Si entras a este blog es bajo tu absoluta responsabilidad. Nadie asegura que salgas vivo... o entero. Si imaginaste que aquellas pesadillas interminables que sufrí­as de niño cuando te daba fiebre eran horrorosas, prepárate para conocer una nueva dimensión de la palabra HORROR...

miércoles, abril 04, 2012

Chef

La chef estaba lista a tomar un baño de tina con sales relajantes. Luego de una desagradable pelea en su restaurante con un cliente que se autodenominaba defensor de los derechos de los animales, necesitaba del agua caliente y las sales para soltar los músculos y volver a retomar su senda de empresaria culinaria triunfadora.

La chef había hecho su carrera gracias al apoyo incondicional de su familia. Sus padres le dijeron desde niña que no importaba lo que hiciera con su futuro, si es que en ello era la mejor. Así, cuando terminó el colegio decidió seguir una carrera de chef internacional en un afamado instituto de la capital. Cuando terminó encontró trabajo de inmediato en un hotel de cinco estrellas, en el cual empezó desde abajo y lentamente escaló posiciones hasta quedar de segunda tras el chef en jefe, dependiente de las oficinas centrales de la cadena hotelera. Era tal su capacidad que su jefe consiguió que la empresa le financiara un viaje por el oriente para que ella aprendiera las delicatessen y platos típicos que se preparaban en ese lado del mundo, y luego los trajera y adaptara a la realidad de su trabajo.

La muchacha sabía que se habría de encontrar con algunas costumbres algo chocantes por la gran diferencia cultural, pero se hizo el ánimo de no enjuiciar a sus anfitriones y aprender todo lo que pudiera, pues en algún instante le podría servir. Tal vez lo que más le molestó fue una comida que aprendió a hacer en China, en donde los ratones eran pasados vivos por agua hirviendo para quitarles el pelo y luego cocinados. La primera vez que vio la preparación debió luchar contra las náuseas, pero finalmente fue capaz de sobreponerse sin insultar a nadie.

De vuelta en el hotel la chef empezó a experimentar con las distintas preparaciones que aprendió, logrando algunos platos notables, pero nada descollante como para lanzar su proyecto personal.
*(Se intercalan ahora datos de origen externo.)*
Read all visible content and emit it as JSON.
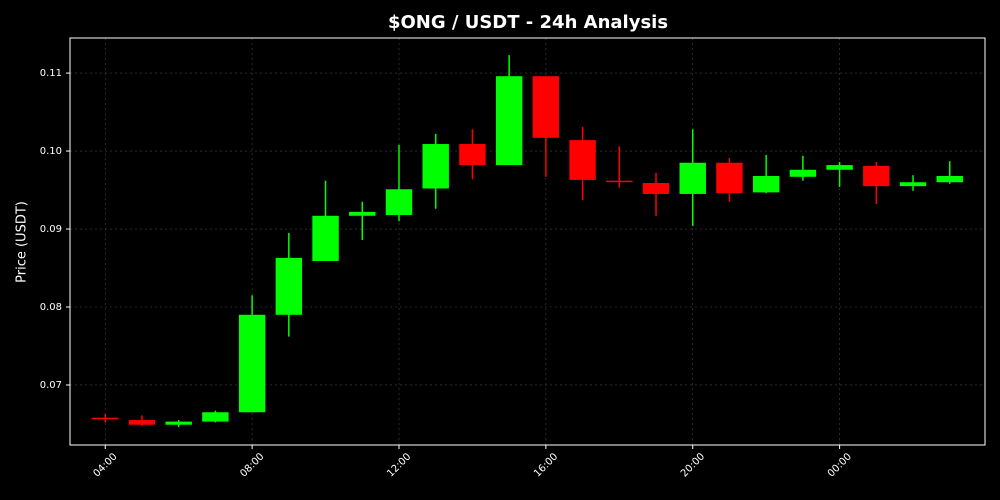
{
  "chart_data": {
    "type": "candlestick",
    "title": "$ONG / USDT - 24h Analysis",
    "y_label": "Price (USDT)",
    "categories": [
      "04:00",
      null,
      null,
      null,
      "08:00",
      null,
      null,
      null,
      "12:00",
      null,
      null,
      null,
      "16:00",
      null,
      null,
      null,
      "20:00",
      null,
      null,
      null,
      "00:00",
      null,
      null,
      null
    ],
    "open": [
      0.0658,
      0.0655,
      0.0649,
      0.0653,
      0.0665,
      0.079,
      0.0859,
      0.0917,
      0.0918,
      0.0952,
      0.1009,
      0.0982,
      0.1096,
      0.1014,
      0.0962,
      0.0959,
      0.0945,
      0.0985,
      0.0947,
      0.0967,
      0.0976,
      0.0981,
      0.0955,
      0.096
    ],
    "high": [
      0.0663,
      0.0661,
      0.0655,
      0.0667,
      0.0815,
      0.0895,
      0.0962,
      0.0935,
      0.1008,
      0.1022,
      0.1028,
      0.1123,
      0.1096,
      0.1031,
      0.1006,
      0.0972,
      0.1028,
      0.0991,
      0.0995,
      0.0994,
      0.0986,
      0.0986,
      0.0969,
      0.0987
    ],
    "low": [
      0.0652,
      0.0648,
      0.0646,
      0.0652,
      0.0665,
      0.0762,
      0.0859,
      0.0886,
      0.091,
      0.0926,
      0.0964,
      0.0982,
      0.0967,
      0.0937,
      0.0953,
      0.0917,
      0.0904,
      0.0935,
      0.0946,
      0.0962,
      0.0954,
      0.0932,
      0.0949,
      0.0958
    ],
    "close": [
      0.0657,
      0.0649,
      0.0653,
      0.0665,
      0.079,
      0.0863,
      0.0917,
      0.0922,
      0.0951,
      0.1009,
      0.0982,
      0.1096,
      0.1017,
      0.0963,
      0.0961,
      0.0945,
      0.0985,
      0.0946,
      0.0968,
      0.0976,
      0.0982,
      0.0955,
      0.096,
      0.0968
    ],
    "up_color": "#00ff00",
    "down_color": "#ff0000",
    "ylim": [
      0.0623,
      0.1145
    ],
    "yticks": [
      0.07,
      0.08,
      0.09,
      {
        "value": 0.1,
        "label": "0.10"
      },
      0.11
    ],
    "grid": true
  }
}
Una tarde mientras cavilaba recordó aquella horrible forma de cocinar ratas y pensó que tal vez la podría adaptar a la realidad de la alta cocina occidental. Sin decirle a nadie consiguió un pavo, un pollo y tres codornices vivas, y se encerró en la cocina con guantes y un gran fondo de cincuenta litros con agua hirviendo. Los ayudantes se asustaron al escuchar algunos ruidos raros; a las dos horas la chef los llamó para que probaran lo que había estado cocinando: el juicio unánime de todos los comensales es que jamás habían probado unas carnes blancas con ese gusto tan espectacular. Fue tal el éxito de sus preparaciones desde ese día en adelante, que no tardó más de un año en juntar el dinero suficiente para abrir su propio restaurante.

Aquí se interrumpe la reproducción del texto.